Way back when, Risk Assessment always involved cost-benefit analysis... essentially, trying to answer the question 'does the benefit outweigh the cost'. This is never entirely straight forward, because it is usually multi-faceted. So it is with the easing of Lockdown.
The risk due to Covid-19 of going to a cafe, pub or restaurant is somewhat higher than staying at home - though how quantifiable I wouldn't begin to guess. The risk to mental health and well-being of staying at home, devoid of real-world human interaction is also real, but again I have no idea how to quantify it. Each person, each household, has to do their own internal/intuitive cost-benefit analysis, decide which risk is more significant for them, which benefit they need or desire. There is no one right answer, and I have joined the ranks of the #bekind hashtag users, trying to express that.
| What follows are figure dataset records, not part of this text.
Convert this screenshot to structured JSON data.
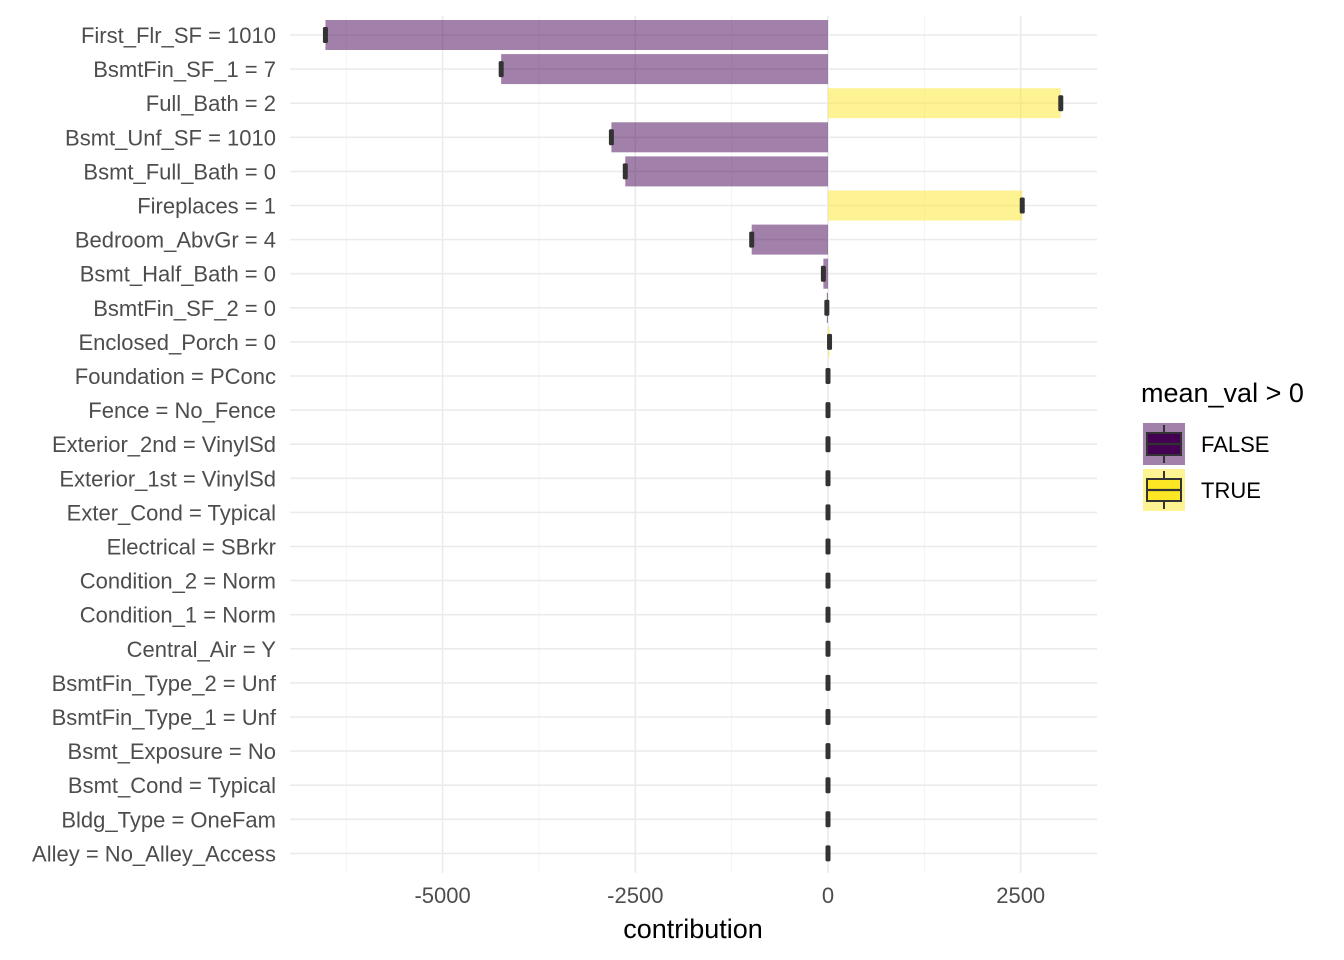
{
  "chart_data": {
    "type": "bar",
    "orientation": "horizontal",
    "xlabel": "contribution",
    "ylabel": "",
    "xlim": [
      -7050,
      3500
    ],
    "x_ticks": [
      -5000,
      -2500,
      0,
      2500
    ],
    "x_tick_labels": [
      "-5000",
      "-2500",
      "0",
      "2500"
    ],
    "grid": true,
    "legend": {
      "title": "mean_val > 0",
      "position": "right",
      "entries": [
        {
          "label": "FALSE",
          "color": "#440154"
        },
        {
          "label": "TRUE",
          "color": "#FDE725"
        }
      ]
    },
    "categories": [
      "First_Flr_SF = 1010",
      "BsmtFin_SF_1 = 7",
      "Full_Bath = 2",
      "Bsmt_Unf_SF = 1010",
      "Bsmt_Full_Bath = 0",
      "Fireplaces = 1",
      "Bedroom_AbvGr = 4",
      "Bsmt_Half_Bath = 0",
      "BsmtFin_SF_2 = 0",
      "Enclosed_Porch = 0",
      "Foundation = PConc",
      "Fence = No_Fence",
      "Exterior_2nd = VinylSd",
      "Exterior_1st = VinylSd",
      "Exter_Cond = Typical",
      "Electrical = SBrkr",
      "Condition_2 = Norm",
      "Condition_1 = Norm",
      "Central_Air = Y",
      "BsmtFin_Type_2 = Unf",
      "BsmtFin_Type_1 = Unf",
      "Bsmt_Exposure = No",
      "Bsmt_Cond = Typical",
      "Bldg_Type = OneFam",
      "Alley = No_Alley_Access"
    ],
    "values": [
      -6520,
      -4240,
      3020,
      -2810,
      -2630,
      2520,
      -990,
      -60,
      -15,
      20,
      0,
      0,
      0,
      0,
      0,
      0,
      0,
      0,
      0,
      0,
      0,
      0,
      0,
      0,
      0
    ],
    "positive": [
      false,
      false,
      true,
      false,
      false,
      true,
      false,
      false,
      false,
      true,
      false,
      false,
      false,
      false,
      false,
      false,
      false,
      false,
      false,
      false,
      false,
      false,
      false,
      false,
      false
    ]
  }
}
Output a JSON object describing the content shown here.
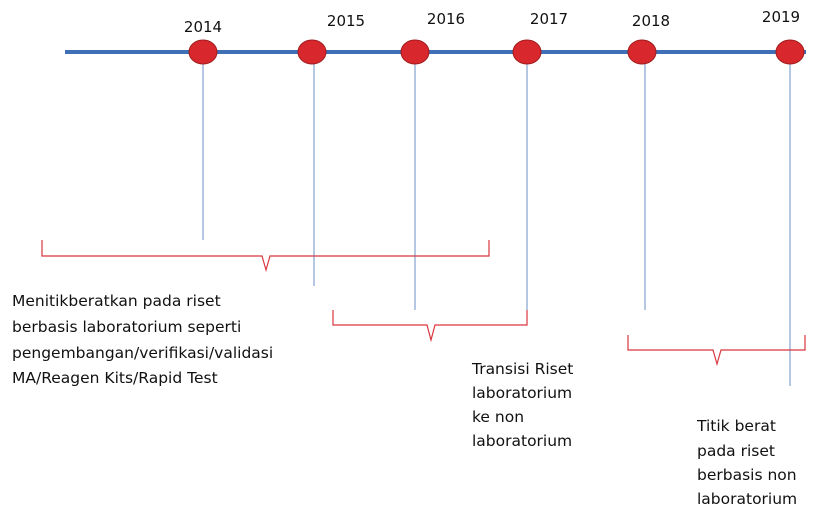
{
  "nodes": [
    {
      "year": "2014"
    },
    {
      "year": "2015"
    },
    {
      "year": "2016"
    },
    {
      "year": "2017"
    },
    {
      "year": "2018"
    },
    {
      "year": "2019"
    }
  ],
  "phases": [
    {
      "lines": [
        "Menitikberatkan pada riset",
        "berbasis laboratorium seperti",
        "pengembangan/verifikasi/validasi",
        "MA/Reagen Kits/Rapid Test"
      ]
    },
    {
      "lines": [
        "Transisi Riset",
        "laboratorium",
        "ke non",
        "laboratorium"
      ]
    },
    {
      "lines": [
        "Titik berat",
        "pada riset",
        "berbasis non",
        "laboratorium"
      ]
    }
  ]
}
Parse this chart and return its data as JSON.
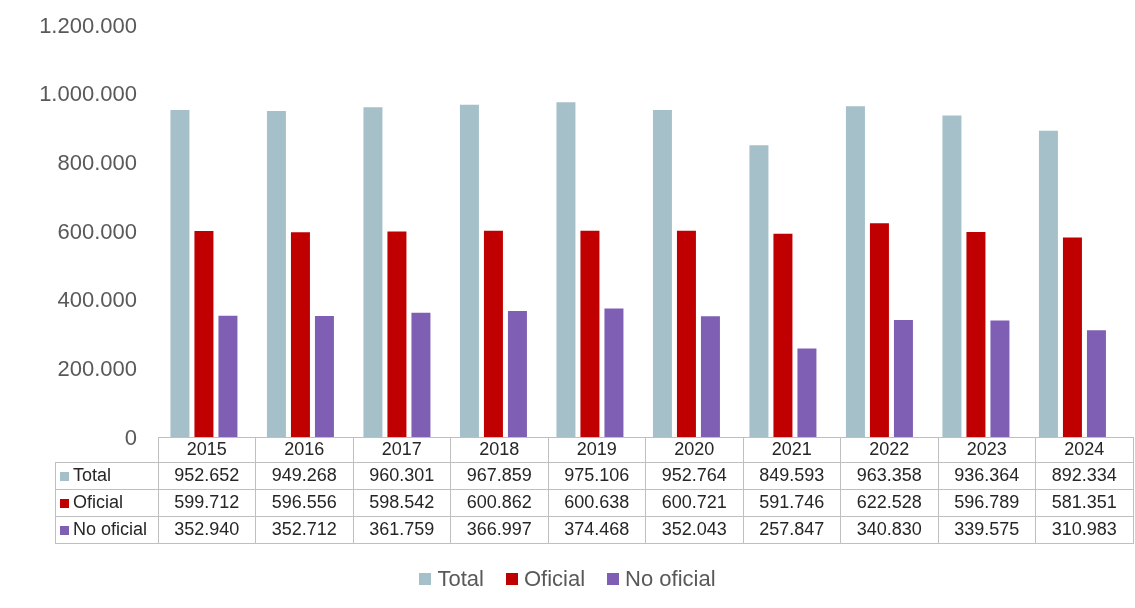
{
  "chart_data": {
    "type": "bar",
    "categories": [
      "2015",
      "2016",
      "2017",
      "2018",
      "2019",
      "2020",
      "2021",
      "2022",
      "2023",
      "2024"
    ],
    "series": [
      {
        "name": "Total",
        "color": "#a5c0c8",
        "values": [
          952652,
          949268,
          960301,
          967859,
          975106,
          952764,
          849593,
          963358,
          936364,
          892334
        ],
        "value_labels": [
          "952.652",
          "949.268",
          "960.301",
          "967.859",
          "975.106",
          "952.764",
          "849.593",
          "963.358",
          "936.364",
          "892.334"
        ]
      },
      {
        "name": "Oficial",
        "color": "#c00000",
        "values": [
          599712,
          596556,
          598542,
          600862,
          600638,
          600721,
          591746,
          622528,
          596789,
          581351
        ],
        "value_labels": [
          "599.712",
          "596.556",
          "598.542",
          "600.862",
          "600.638",
          "600.721",
          "591.746",
          "622.528",
          "596.789",
          "581.351"
        ]
      },
      {
        "name": "No oficial",
        "color": "#7f5fb4",
        "values": [
          352940,
          352712,
          361759,
          366997,
          374468,
          352043,
          257847,
          340830,
          339575,
          310983
        ],
        "value_labels": [
          "352.940",
          "352.712",
          "361.759",
          "366.997",
          "374.468",
          "352.043",
          "257.847",
          "340.830",
          "339.575",
          "310.983"
        ]
      }
    ],
    "ylim": [
      0,
      1200000
    ],
    "yticks": [
      {
        "value": 0,
        "label": "0"
      },
      {
        "value": 200000,
        "label": "200.000"
      },
      {
        "value": 400000,
        "label": "400.000"
      },
      {
        "value": 600000,
        "label": "600.000"
      },
      {
        "value": 800000,
        "label": "800.000"
      },
      {
        "value": 1000000,
        "label": "1.000.000"
      },
      {
        "value": 1200000,
        "label": "1.200.000"
      }
    ],
    "grid": false,
    "legend": "bottom"
  }
}
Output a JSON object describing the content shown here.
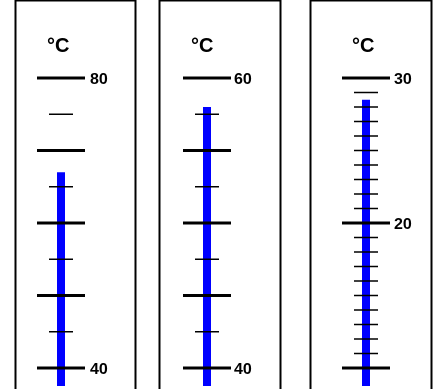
{
  "thermometers": [
    {
      "unit": "°C",
      "min": 40,
      "max": 80,
      "reading": 67,
      "labels": [
        {
          "value": 80,
          "text": "80"
        },
        {
          "value": 40,
          "text": "40"
        }
      ],
      "major_ticks": [
        80,
        70,
        60,
        50,
        40
      ],
      "minor_ticks": [
        75,
        65,
        55,
        45
      ]
    },
    {
      "unit": "°C",
      "min": 40,
      "max": 60,
      "reading": 58,
      "labels": [
        {
          "value": 60,
          "text": "60"
        },
        {
          "value": 40,
          "text": "40"
        }
      ],
      "major_ticks": [
        60,
        55,
        50,
        45,
        40
      ],
      "minor_ticks": [
        57.5,
        52.5,
        47.5,
        42.5
      ]
    },
    {
      "unit": "°C",
      "min": 10,
      "max": 30,
      "reading": 28.5,
      "labels": [
        {
          "value": 30,
          "text": "30"
        },
        {
          "value": 20,
          "text": "20"
        }
      ],
      "major_ticks": [
        30,
        20,
        10
      ],
      "minor_ticks": [
        29,
        28,
        27,
        26,
        25,
        24,
        23,
        22,
        21,
        19,
        18,
        17,
        16,
        15,
        14,
        13,
        12,
        11
      ]
    }
  ],
  "colors": {
    "liquid": "#0000ff",
    "ticks": "#000000",
    "frame": "#000000"
  }
}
I have come to realise that I really don't miss eating out or going to coffee shops, that actually although I am 'among people' I am still, usually on my own, an observer not a participant. And much as I enjoy people-watching, I don't need to pay for the privilege!
I have also come to realise that I could easily become a hermit or a recluse, at least in so far as actual, physical human contact is concerned. I'm not a 'huggy' person, and the fact that, apart from two occasions when a medical professional stuck a needle in my arm (both routine, don't panic!), I haven't touched or been touched by anyone for several months, doesn't bother me.
That doesn't mean that people don't matter to me. Quite the opposite, and I really hope that what I have learned over these months will enable me to be a kinder and more empathic human being.
I have been granted a glimpse into the world of the frail elderly person who spends all day at home alone, perhaps being visited by a carer to heat their meal, but with no significant conversations.
I have been granted a glimspe into the experience of those whose family and friends live so far away that visiting is impractical or even prohibited, and just how acute that separation can feel.
I have discovered great joy in Virtual Church and other Zoom meetings and gatherings. I have discovered important questions to ponder about the shape, look or feel of church in the 'Beyond'.
And I have discovered the joy that can be mine when I take the time to be make more of 'me time.'
The photo at the top of this post is the table I set for myself this afternoon. The table cloth belonged to my Grandma, a gift from my aunt who lived in Australia. The cutlery was a gift from my parents when I set up home. The tea-plates my brothers clubbed together to buy me when they were teenagers and I was leaving home. The mug was a gift from friends in Dibley when I moved to Glasgow. The slate teapot stand came from the Lake District, the coasters from Wales and the tea-bag holder (under the tea-strainer) I painted in a ceramics place near Ross-on-Wye. The serviette was from a pack gifted to me by one of our Iranians.
It is here, in the choosing, arranging, and enjoying that I reconnect with these folk (and others on other occasions). That my table is set for one, is neither curse nor blessing, it just 'is.' That I have learned to make time to slow down, to reflect, to remember, to smile, to rest and to be refreshed - all this is pure gift, and it is something that Lockdown has given me.
As the saying goes: nothing is wasted, and all, in the end is harvest.
Or as another saying goes: all will be well, and all manner of things shall be well.
Or, as another wise man once said, 'every time you eat and drink, you remember me...' So be it. May I 'live the memory' not just now, but continually.